Recently I have been involved in a discussion in the LinkedIn Integration Consortium group on managing data in a Cloud Computing environment, and the subject has turned to security.
I had maintained that data security concerns may sometimes result in companies preferring to look at some sort of internal Cloud model rather than risk putting their data in the Cloud-
the concept that I find is intriguing larger companies is the idea of running an INTERNAL cloud – this removes a lot of the concerns over data security, supplier longevity etc.
This generated a reaction from one of the other discussion participants, Tom Gibbs of DiCOM Grid.
I hate to poke at other commentators but security is an overarching issue for IT and telcom as a whole. No more and probably less of an issue with cloud or SaaS.
It’s almost amusing to watch legacy IT managers whine that b/c it isn’t local it isn’t secure. I’m sorry but this is totally naive.
This brings up an important point. What Tom is saying is that the Cloud provider will almost certainly offer top-notch security tools to protect data from unauthorized access or exposure, and therefore what’s the problem?
The answer is that the executive concern with putting data outside the corporate environment is likely to be more of an emotional rather than logical argument. With so many topical examples of confidential information being exposed, and executives knowing that regulations/legislation/corporate policies often make them PERSONALLY responsible for protecting information such as personal details of clients/customers/citizens, for example, the whole thing is just too scary.
IT folk may see this as naive, just as Tom says. After all, modern security tools are extremely powerful and rigorous. But of course this depends on the tools being properly applied. In the UK, for example, there have been a number of high-profile incidents of CDs or memory sticks containing confidential citizen information being left on trains and exposed to the media. The argument allowing data to be taken off-site was based around the fact that policy required all such data to be encrypted, making it useless if it fell into anyone else’s hands. These encryption algorithms were top-notch, and provide almost total protection. BUT the users who downloaded the information in each of these cases did not bother to encrypt it – in other words, if the procedures had been followed then there would have been no exposure but because people did not implement the procedures then the data was exposed.

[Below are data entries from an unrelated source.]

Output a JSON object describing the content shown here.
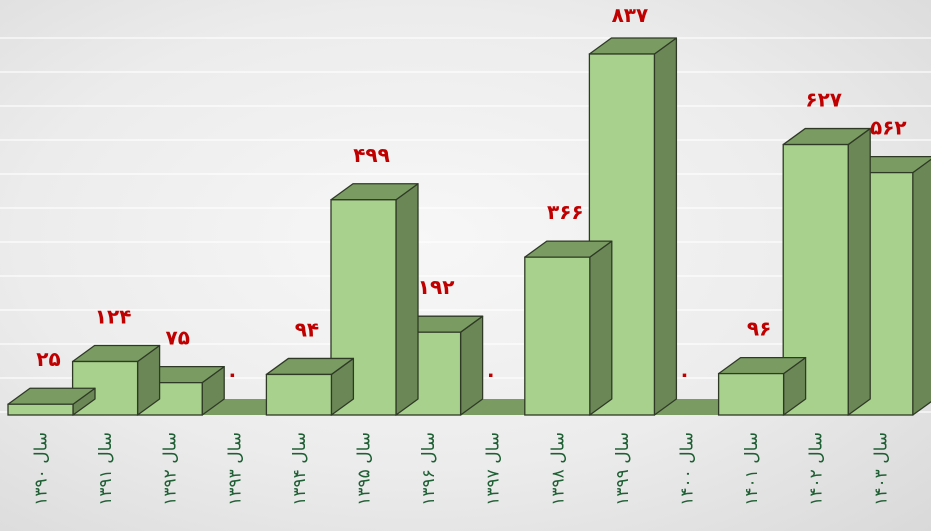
{
  "chart_data": {
    "type": "bar",
    "style": "3d-column",
    "categories": [
      "سال ۱۳۹۰",
      "سال ۱۳۹۱",
      "سال ۱۳۹۲",
      "سال ۱۳۹۳",
      "سال ۱۳۹۴",
      "سال ۱۳۹۵",
      "سال ۱۳۹۶",
      "سال ۱۳۹۷",
      "سال ۱۳۹۸",
      "سال ۱۳۹۹",
      "سال ۱۴۰۰",
      "سال ۱۴۰۱",
      "سال ۱۴۰۲",
      "سال ۱۴۰۳"
    ],
    "values": [
      25,
      124,
      75,
      0,
      94,
      499,
      192,
      0,
      366,
      837,
      0,
      96,
      627,
      562
    ],
    "value_labels": [
      "۲۵",
      "۱۲۴",
      "۷۵",
      "۰",
      "۹۴",
      "۴۹۹",
      "۱۹۲",
      "۰",
      "۳۶۶",
      "۸۳۷",
      "۰",
      "۹۶",
      "۶۲۷",
      "۵۶۲"
    ],
    "title": "",
    "xlabel": "",
    "ylabel": "",
    "ylim": [
      0,
      837
    ],
    "grid": true,
    "legend": "none",
    "colors": {
      "front": "#a9d18e",
      "side": "#6b8756",
      "top": "#7a9c62",
      "edge": "#2f3a26",
      "label": "#c00000",
      "category": "#1f5f34"
    }
  }
}
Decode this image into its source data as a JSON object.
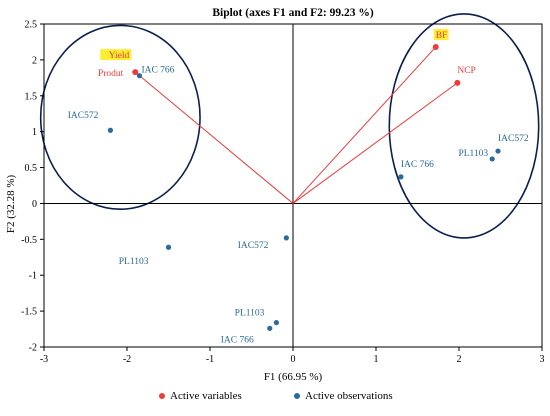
{
  "chart_data": {
    "type": "scatter",
    "title": "Biplot (axes F1 and F2: 99.23 %)",
    "xlabel": "F1 (66.95 %)",
    "ylabel": "F2 (32.28 %)",
    "xlim": [
      -3,
      3
    ],
    "ylim": [
      -2,
      2.5
    ],
    "xticks": [
      "-3",
      "-2",
      "-1",
      "0",
      "1",
      "2",
      "3"
    ],
    "yticks": [
      "-2",
      "-1.5",
      "-1",
      "-0.5",
      "0",
      "0.5",
      "1",
      "1.5",
      "2",
      "2.5"
    ],
    "grid": false,
    "legend_position": "bottom",
    "variables": {
      "name": "Active variables",
      "color": "#ef3b3b",
      "points": [
        {
          "label": "Yield",
          "x": -1.9,
          "y": 1.83,
          "highlight": true
        },
        {
          "label": "Produt",
          "x": -1.9,
          "y": 1.83,
          "highlight": false
        },
        {
          "label": "BF",
          "x": 1.72,
          "y": 2.18,
          "highlight": true
        },
        {
          "label": "NCP",
          "x": 1.98,
          "y": 1.68,
          "highlight": false
        }
      ]
    },
    "observations": {
      "name": "Active observations",
      "color": "#2b6a99",
      "points": [
        {
          "label": "IAC 766",
          "x": -1.85,
          "y": 1.78
        },
        {
          "label": "IAC572",
          "x": -2.2,
          "y": 1.02
        },
        {
          "label": "IAC572",
          "x": -0.08,
          "y": -0.48
        },
        {
          "label": "PL1103",
          "x": -1.5,
          "y": -0.61
        },
        {
          "label": "PL1103",
          "x": -0.2,
          "y": -1.66
        },
        {
          "label": "IAC 766",
          "x": -0.28,
          "y": -1.74
        },
        {
          "label": "IAC 766",
          "x": 1.3,
          "y": 0.37
        },
        {
          "label": "PL1103",
          "x": 2.4,
          "y": 0.62
        },
        {
          "label": "IAC572",
          "x": 2.47,
          "y": 0.73
        }
      ]
    },
    "circles": [
      {
        "cx": -2.08,
        "cy": 1.2,
        "rx": 0.96,
        "ry": 1.28
      },
      {
        "cx": 2.06,
        "cy": 1.08,
        "rx": 0.9,
        "ry": 1.56
      }
    ],
    "highlight_color": "#ffee33",
    "circle_color": "#0d1f4f"
  }
}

These situations have not only proved extremely embarrassing to the data owners involved, but have resulted in heads rolling in a very public fashion. So the concerns of the executive moaning about risk are visceral rather than rational – ‘Moving my data outside of the corporate boundary introduces personal risk to me, and no matter how much the experts try to reassure me I don’t want to take that risk’. Of course less sensitive information will not be so much of a concern, and therefore these worries will not affect every Cloud project. But for some executives the ‘security’ concern with moving data into the Cloud, while not logically and analytically based, is undeniably real.